If I’m expecting to be out longer than a quick errand or two, I’ve got my tiny backback (a CamelBak MULE with the water bladder pocket used for iPad storage) packed with:

  • iPad 2 (WiFi only, hence the need for the MiFi below)
  • Logitech K810 “Kate” keyboard (yes, I named my keyboard)
  • Kindle Paperwhite (also WiFi only)
  • Verizon Jetpack MiFi 5510L
  • Reserve Mophie Juice Pack Air for my iPhone 5S
  • Reserve Apple blue leather case for my iPhone 5S
  • Apple EarPods
  • Apple Dock Connector cable for charging the iPad
  • Amazon Kindle microUSB cable for charging literally everything else
  • Anker 18W 2-port Turbo USB AC adapter
  • Anker Astro3 12,000 mAh external battery charger

The iPhone 5S is my primary device, and it sits in the Mophie Helium by default. I let the battery run down, and then when I get the 20% warning I turn on the Helium and that charges it back up to somewhere in the 70s. Most days, it never gets back to 20%. If it does, I can switch to the Juice Pack Air in my bag, or just charge it from the Astro3. I’m taking the whole kit with me to MileHiCon here in Denver next weekend, where I expect to have the extra drain of really crappy cellular signal, keeping the radio searching constantly.

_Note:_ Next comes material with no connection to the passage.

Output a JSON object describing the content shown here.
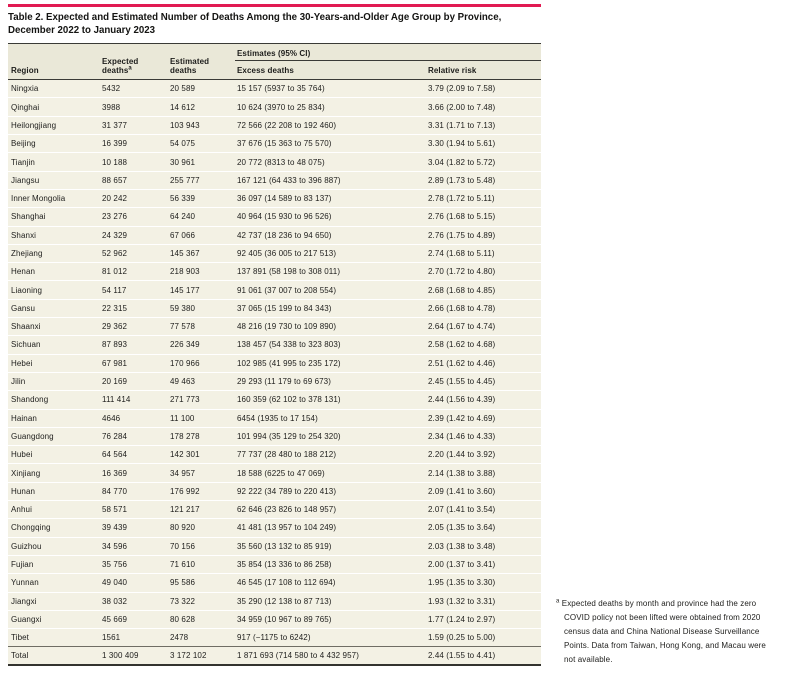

The real key to this is the massive 12 Amp/hour battery on the Astro3. That’s nearly eight times the capacity of my iPhone. I can charge every piece of gear I have at least twice over from the Astro3, and when/if I need to charge it, I can charge it and the iPad (or anything else) simultaneously from the Anker AC adapter in an emergency. So there’s really no need for me to even look around for AC outlets when I walk into somewhere new. It doesn’t matter. It’s effectively impossible for me to use more power than I’m carrying with me in a 24 hour period. No more plugging in gear just in case I find myself without power later. All battery, all the time. At least until the Astro3 gets down to about a quarter charge, at which point I’ll plug it in and let it charge back up while I sleep.

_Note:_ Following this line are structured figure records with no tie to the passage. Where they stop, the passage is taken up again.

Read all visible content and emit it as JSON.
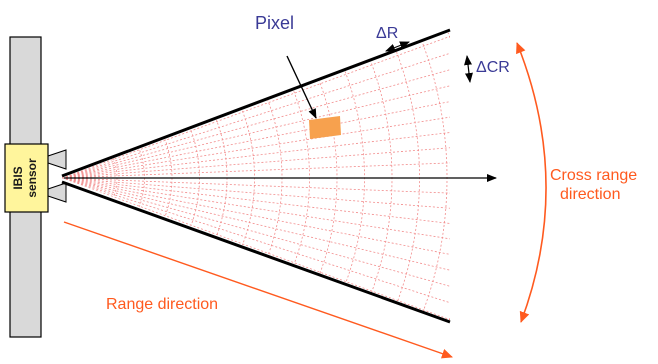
{
  "labels": {
    "pixel": "Pixel",
    "delta_r": "ΔR",
    "delta_cr": "ΔCR",
    "cross_range_line1": "Cross range",
    "cross_range_line2": "direction",
    "range_direction": "Range direction",
    "sensor_line1": "IBIS",
    "sensor_line2": "sensor"
  },
  "colors": {
    "grid": "#f28c8c",
    "pixel_fill": "#f7a14e",
    "orange_arrow": "#ff5a1f",
    "blue_text": "#3a3a96",
    "mast_fill": "#d9d9d9",
    "sensor_fill": "#fff59c",
    "outline": "#000000"
  }
}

And ironically, since I no longer have any incentive to keep my devices “topped off” all the time, spending most of their time between 80% and 100% charged, their batteries should have longer lifetimes. Lithium batteries get their best overall longevity from being between 20 and 80 percent charged most of the time. This way they’ll wear down naturally over time rather than the quick burn of trying to stay constantly ready to be used but not actually used.